Бабук всем своим существом обрадовался киргизову промаху. Пока Табун снова зарядит пищаль, его бояться нечего. А что у спутников Табуна? Если не огненный бой, то совсем хорошо. Стрелы Бабуку еще не страшны: они просто не долетят до него. Теперь только нельзя торопиться, его промах даст преимущество киргизам, нужно остановить коня и как следует прицелиться. И Бабук подобрал и потянул на себя повод. Бегун спружинил шею и с ходу осел, снежная пыль колюче ударила Бабуку в разгоряченное лицо и на секунду ослепила его.
И этой короткой заминки оказалось достаточно, чтобы киргизы пришли в себя от охватившего их замешательства. Оценив обстановку и почувствовав свое превосходство в силе, трое всадников остановили своих задыхавшихся от бега коней и с натянутыми луками стали спокойно поджидать Бабука. Они прикрыли собой продолжавших стремительно скакать по степи все в том же направлении князца Табуна и еще одного вооруженного пищалью киргиза. Стрелять по этим трем было бессмысленно — Бабук охотился не за ними, а за Табуном. Заряд же своей пищали он должен беречь на самый крайний случай. И Бабук, зычно прикрикнув на хрипевшего от усталости коня, повернул его назад и своим следом кинулся к месту ночевий казаков.

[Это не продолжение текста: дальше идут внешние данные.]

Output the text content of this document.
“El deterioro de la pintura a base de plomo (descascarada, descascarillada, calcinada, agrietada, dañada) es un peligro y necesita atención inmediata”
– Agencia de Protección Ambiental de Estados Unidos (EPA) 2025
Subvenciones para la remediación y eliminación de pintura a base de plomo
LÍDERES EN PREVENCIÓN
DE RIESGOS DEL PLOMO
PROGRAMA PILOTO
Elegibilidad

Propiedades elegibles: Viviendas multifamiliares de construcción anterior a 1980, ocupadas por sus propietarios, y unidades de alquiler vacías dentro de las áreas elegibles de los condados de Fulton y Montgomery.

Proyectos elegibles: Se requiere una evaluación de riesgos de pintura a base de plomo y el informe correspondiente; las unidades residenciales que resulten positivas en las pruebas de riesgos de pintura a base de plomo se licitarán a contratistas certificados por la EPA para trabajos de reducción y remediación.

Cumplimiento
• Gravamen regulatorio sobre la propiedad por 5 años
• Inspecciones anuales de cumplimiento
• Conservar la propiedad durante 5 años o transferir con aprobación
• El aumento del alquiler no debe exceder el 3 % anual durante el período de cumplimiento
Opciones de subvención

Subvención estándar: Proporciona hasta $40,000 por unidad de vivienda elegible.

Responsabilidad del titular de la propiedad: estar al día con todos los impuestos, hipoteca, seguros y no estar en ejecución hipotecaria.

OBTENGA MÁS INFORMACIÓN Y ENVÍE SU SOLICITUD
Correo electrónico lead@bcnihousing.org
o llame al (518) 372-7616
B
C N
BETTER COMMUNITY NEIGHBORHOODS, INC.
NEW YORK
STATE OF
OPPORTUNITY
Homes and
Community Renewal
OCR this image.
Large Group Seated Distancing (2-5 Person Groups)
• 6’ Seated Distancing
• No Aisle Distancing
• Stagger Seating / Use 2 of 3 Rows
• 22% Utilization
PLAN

Киргизы, что еще минуту назад, сбившись в кучу, поджидали Бабука, теперь не выдержали. Они, не раздумывая, пустились вдогонку, надеясь легко захватить, как им казалось, зарвавшегося и явно струсившего воина. Из извилисто уходящей к окоему низины, где находились киргизы, они не могли видеть уже скакавших за бугром русских.
Между тем увлеченные погоней казаки настигали Табуна, конь которого, забрав в редкий кустарник и по брюхо утопая в снегу, заметно сдавал. Настигали и скакавшего стороной Табунова телохранителя. Киргизский князец озирался, как затравленный матерый волк. Он сразу понял, что встреча с русскими далеко не случайна, что они ждали здесь только его, Табуна. Он то и дело перетягивал коня плетью по дымящемуся крупу, досадуя на тех трех киргизов, что сразу погнались за одним воином. Но он еще не сдавался, и у него была монгольская острая сабля, которой он владел играючи, не хуже, чем луком и пищалью.
Путь к верховью Сережа, где находилось зимнее стойбище Табуна, теперь напрочь отрезали русские. Прорваться туда было уже невозможно. Оставалось одно: возвратиться за Чулым, где в густом сосняке можно спешно сделать засеку и ждать из улусов помощи, там-то хитрого и храброго Табуна не взять и лихому десятку русских.
Киргизы, погнавшиеся за Бабуком, сообразили наконец, что поступили опрометчиво, покинув князца в столь трудную минуту. И, круто повернув загнанных в скачке горячих коней, они с гиканьем понеслись по крутобоким сугробам на соединение с Табуном. Вздымая снег до неба, киргизы приблизились к нему раньше, чем русские. Победа теперь показалась им близкой.